The main investigator, Constable Stephen Davidson, interviewed a person of interest, a man "on the edge financially" who was indebted to Mr. Oland for more than $600,000, the warrant applications say.

The man knew Mr. Oland, and they had a common interest that could have justified a meeting between them, the court documents say.

Mr. Oland, a scion of the Moosehead beer dynasty, had left the family business and was running his own investment firm when he was killed between July 6 and 7, 2011, in his second-floor office at 52 Canterbury St., near the waterfront.

The court documents say that Mr. Oland's secretary, Maureen Adamson, left her boss at his office on July 6.

Her husband, William, was parked outside waiting to pick her up. As he sat in his car, Mr. Adamson saw someone matching the man's description enter the building, the court documents say.

"He did not see this person's face and therefore did not recognize him. The male was carrying a red bag, similar to the environmentally friendly grocery shopping bags; bag was not empty but not overly full nor heavy," the police said in their warrant application.

Video-surveillance footage recorded at another location supported Mr. Adamson's recollection of the man's appearance.

However, the man claimed he was dressed in a different way that day when police interviewed him, the warrant applications say.

"Until I went over to his [Richard Oland's] office, it was a very typical day," the man said in a video deposition he gave Constable Davidson.

Later that day, the building's owner, John Ainsworth, heard what sounded like shuffling noises from Mr. Oland's office, the documents say.

Another witness, Anthony Shaw, said there were six or seven "exceptionally loud, quick, pounding thumps … similar to banging on a wall," while he worked a floor below Mr. Oland's office.

The court documents say that Ms. Adamson discovered Mr. Oland's body the next morning.

Mr. Oland was not reported missing that night because, according to relatives, it was not uncommon for him not to come home without notifying anyone.

His wife of 46 years, Constance Oland, the warrants say, "describes Richard Oland as controlling, as well as verbally and emotionally abusive. … Since Richard Oland left Moosehead Breweries in the 1980s, he has never been the same."

Mrs. Oland learned that something was wrong when a friend, real-estate agent Diane Sedlacek, phoned to tell her that police cars were outside the Canterbury office.

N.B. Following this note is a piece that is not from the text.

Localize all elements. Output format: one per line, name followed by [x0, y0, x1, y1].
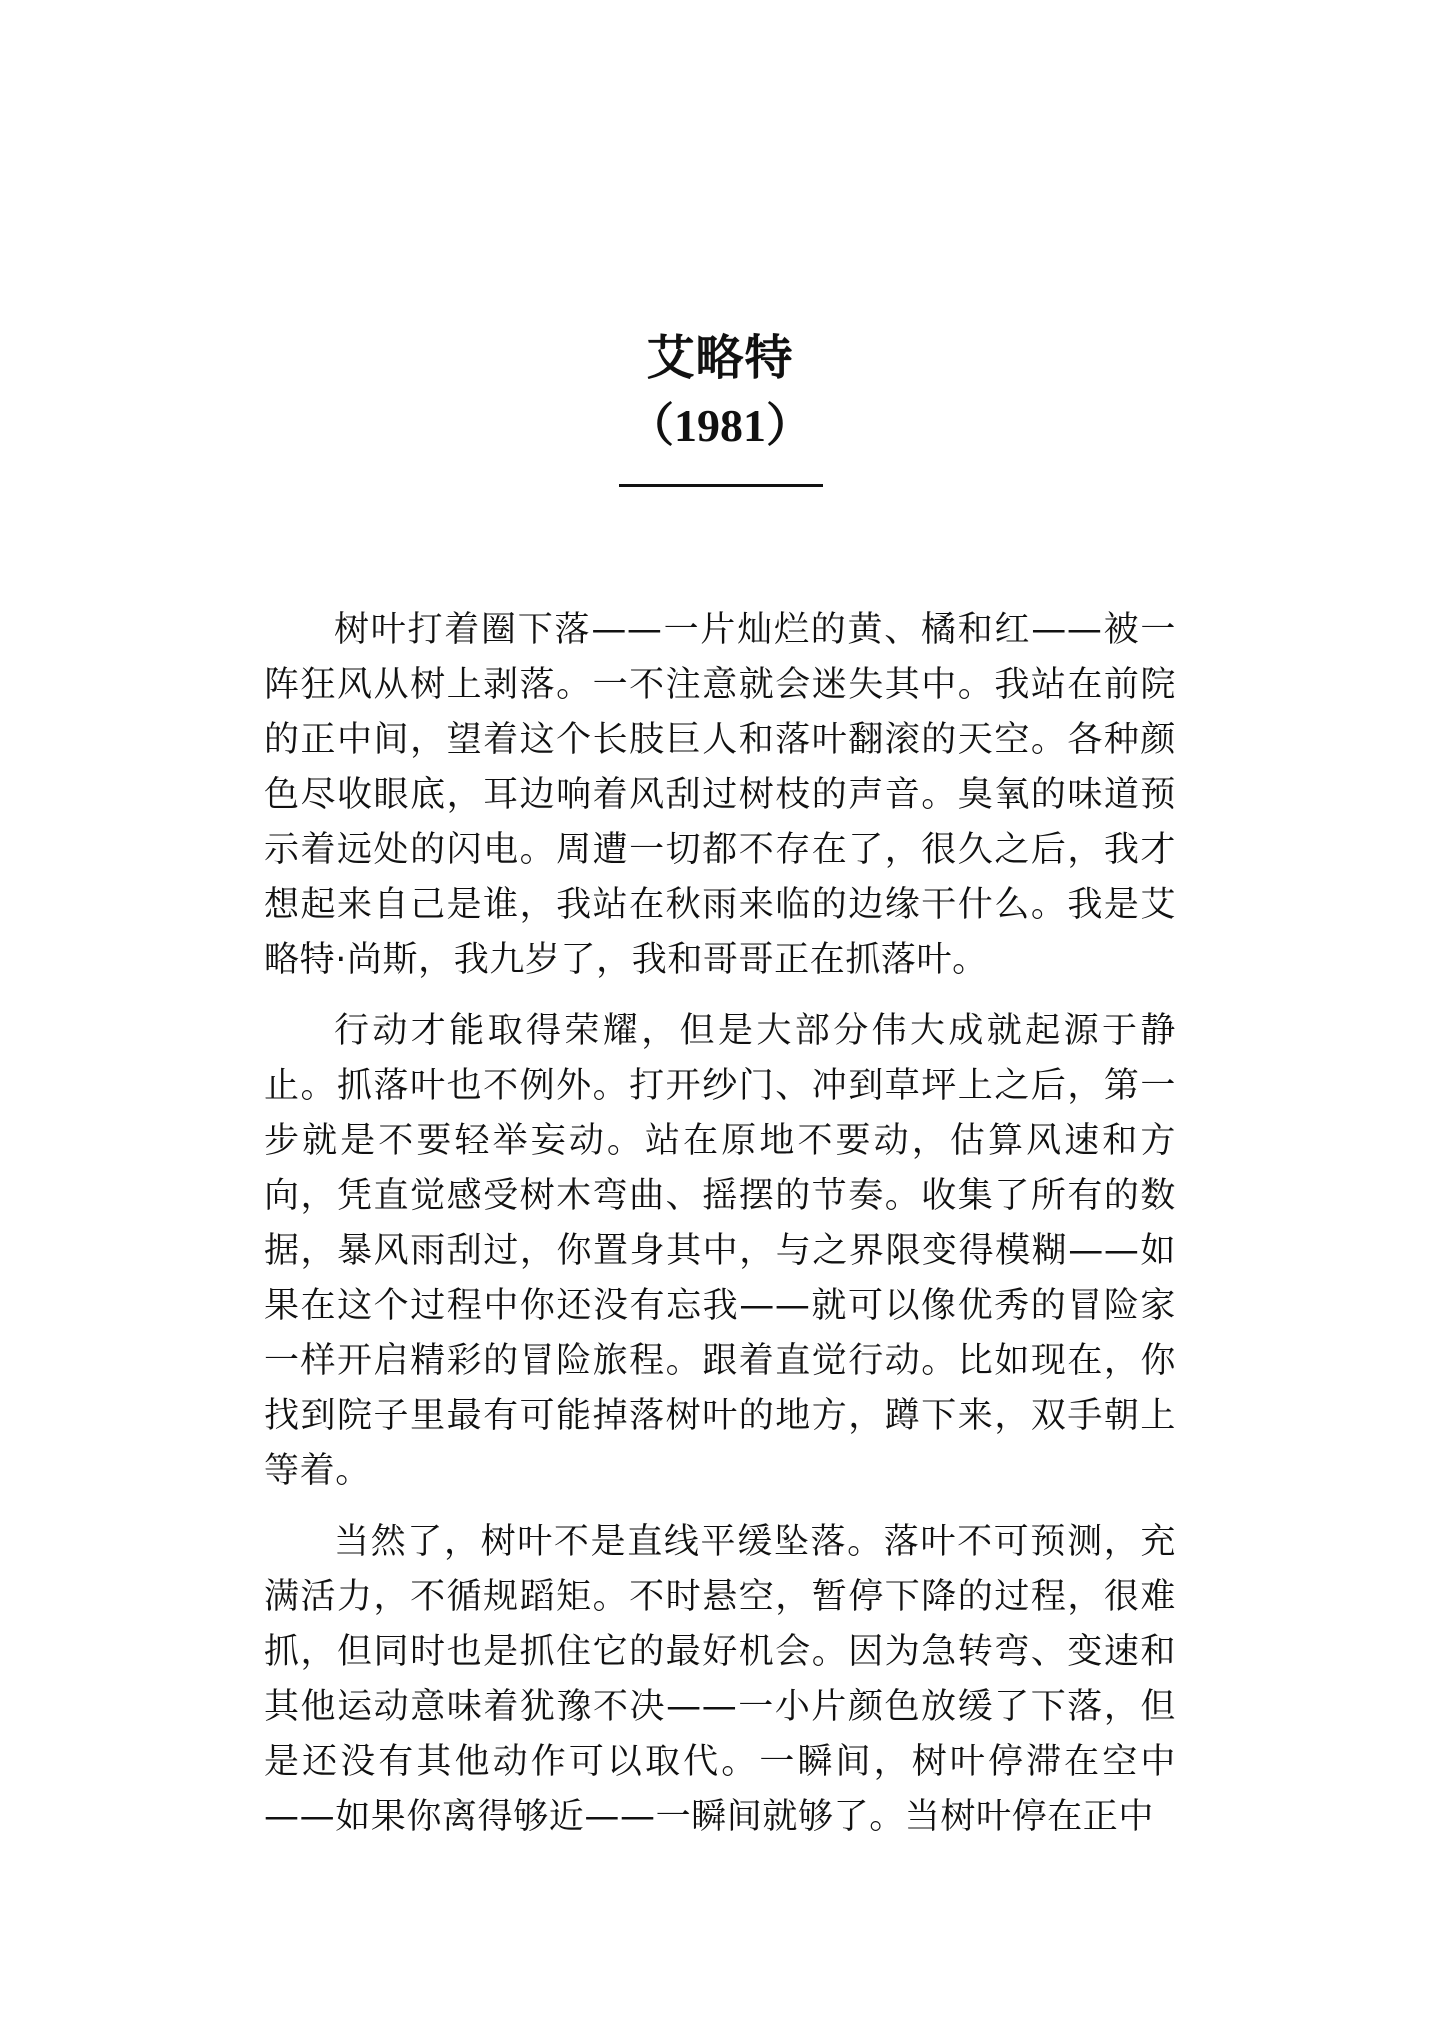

Ms. Sedlacek told police she regularly called and texted Mr. Oland because she had been in a romantic relationship with him for eight years.

"She believed most of the family was aware of this," she told police, according to the warrants.

Previously released documents show that the police applied for a warrant to get a copy of the victim's financial records from a Canadian Imperial Bank of Commerce branch.

Police also searched a car, looking for DNA swabs and traces of blood and seizing several bills and receipts.

Until this summer, Saint John police had said only that Mr. Oland was the victim of a homicide, without explaining whether they believed his killing was intentional.

However, the unsealing of the warrants has since revealed that investigators believe that "person or persons unknown … did commit murder on the person of Richard Henry Oland."

The cause of death remains blacked out from the warrant documents, but a relative has previously told The Globe and Mail that investigators asked him whether he owned a drywall hammer – a small construction tool with an axe-like blade.